Logstash trims part of log line

I have some problem with log files processing by Logstash (I think).

Sometimes we have "_grokparsefailure" tagged documents.
Here is an example:

Note, there is no functionality to remove first part of the message. Yet, first big part of it is missing. In log file such line looks like the following:

2019-03-05 17:34:54.653 prod Azure L_______________n Info 1 L_______________n logged lead [string:messageType:"leadLogged"] [string:leadChannel:"MarketPlace"] [string:leadSource:"p________________e"] [string:leadType:"Phone"]

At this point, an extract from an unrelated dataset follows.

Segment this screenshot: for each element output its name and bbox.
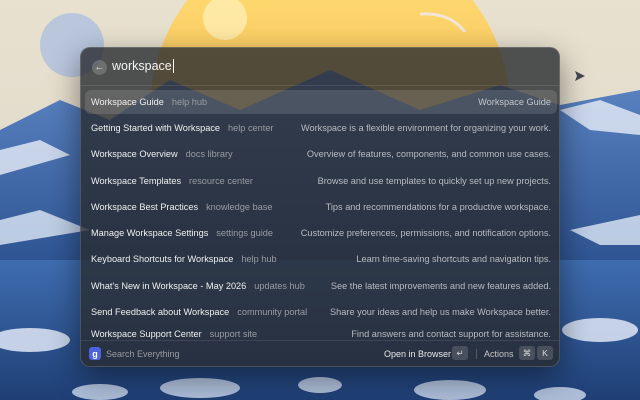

  • Please, disregard underscores. There I've replaced some actual data.

I've checked log files and nowhere I could find a line starting with "s" as it is shown in the screenshot document.

Wondering what is wrong with Logstash and How could I fix it if it is possible at all?

  • Over last 7 days we have only 2 such cases. So the error is rare, yet persistent.

What does the input in your configuration look like?

Badger, sure. Here is the pipeline config for Logstash:

input {
    stdin {}
    beats { port => "5044" }
    file { path => [
                "/tdr/logs/*.log",
                "/tdr/logs/*/*.log",
                "/tdr/logs/*/*/*.log"
            ]
        }
}
filter {
ruby {
    path => "/etc/logstash/conf.d/fields_extractor.rb"
}
grok {
    match => { "message" => "^(?<a_timestamp_raw>[\d|-]+\s[\d|:|\.]+) (?<a_environment>[^\s]+) (?<a_host>[^\s]+) (?<a_app>[^\s]+) (?<a_level>[^\s]+) (?<a_loggerVersion>[^\s]+).*$" }
}
date {
    match => [ "a_timestamp_raw", "yyyy-MM-dd HH:mm:ss.SSS" ]
    timezone => "UTC"
    target => "@timestamp"
}
}

filter{
mutate {
    copy => { "a_environment" => "a_environment_lower" }
    copy => { "a_app" => "a_app_lower" }
}
}

filter{
mutate {
    lowercase => [ "a_environment_lower", "a_app_lower" ]
    remove_field => [ "a_timestamp_raw" ]
}
}
output {
    elasticsearch {
    hosts => ["localhost:9200"]
    index => "logstash-%{a_environment_lower}-%{a_app_lower}-%{+YYYY.MM.dd}"
    }
    stdout { codec => rubydebug }
}

Here is referenced fields extractor ruby script:

# Constructor?
def register(params)
    #@drop_percentage = params["percentage"]
end

def filter(event)
    # to access param: @drop_percentage

    _message = event.get("message")
    _customFields = _message.scan(/\[\w*\:[\w\d]*:\"(?:[^\"]|\\.)*\"\]/)

    _customFields.each { |match|
        begin
            _typeNameValueString = match
            #cut out matched square brackets
            _typeNameValueString = _typeNameValueString[1...-1]

            _typeNameRestArray = _typeNameValueString.split(':')

            _fieldType = _typeNameRestArray[0]
            _fieldTypeLowered = _fieldType.downcase
            _fieldName = _typeNameRestArray[1]
            _typeNameRestArray.shift
            _typeNameRestArray.shift
            _valueArray = _typeNameRestArray
            # get the value without quotes
            _value = _valueArray.join('')[1...-1]

            case _fieldTypeLowered
            when "string"
                #fix escaped quotes
                _customFields = _value.scan(/\\\"/)
                _customFields.each { |match| _value[match] = '"' }

                event.set(_fieldName, _value)
            when "bool"
                event.set(_fieldName, _value.downcase == "true")
            when "number"
                if _value.index(',') != nil
                    _value[","] = "."
                end

                if _value.index('.') != nil
                    event.set(_fieldName, _value.to_f)
                else
                    event.set(_fieldName, _value.to_i)
                end
            else
                event.set("error_cant_process_field", "Unknown type: " + _fieldType)
            end
        rescue
            event.set("error_cant_process_field", "Cought an exception processing " + match)
        end
    }

    return [event]
end

Please, let me know if you need any other details.
Regards,

I cannot think of any way that could happen.

Those log files are filled with data sometime number of times per second.
While file is literally just updated, it might be updated within milliseconds after that.

Might such high write activity on log files cause some sort of concurrency issue?

No, I would not expect write volume to be an issue.

Ok. Then can I configure logstash in some way to allow for obtaining any more details, which would help you identify root cause of the issue?

This topic was automatically closed 28 days after the last reply. New replies are no longer allowed.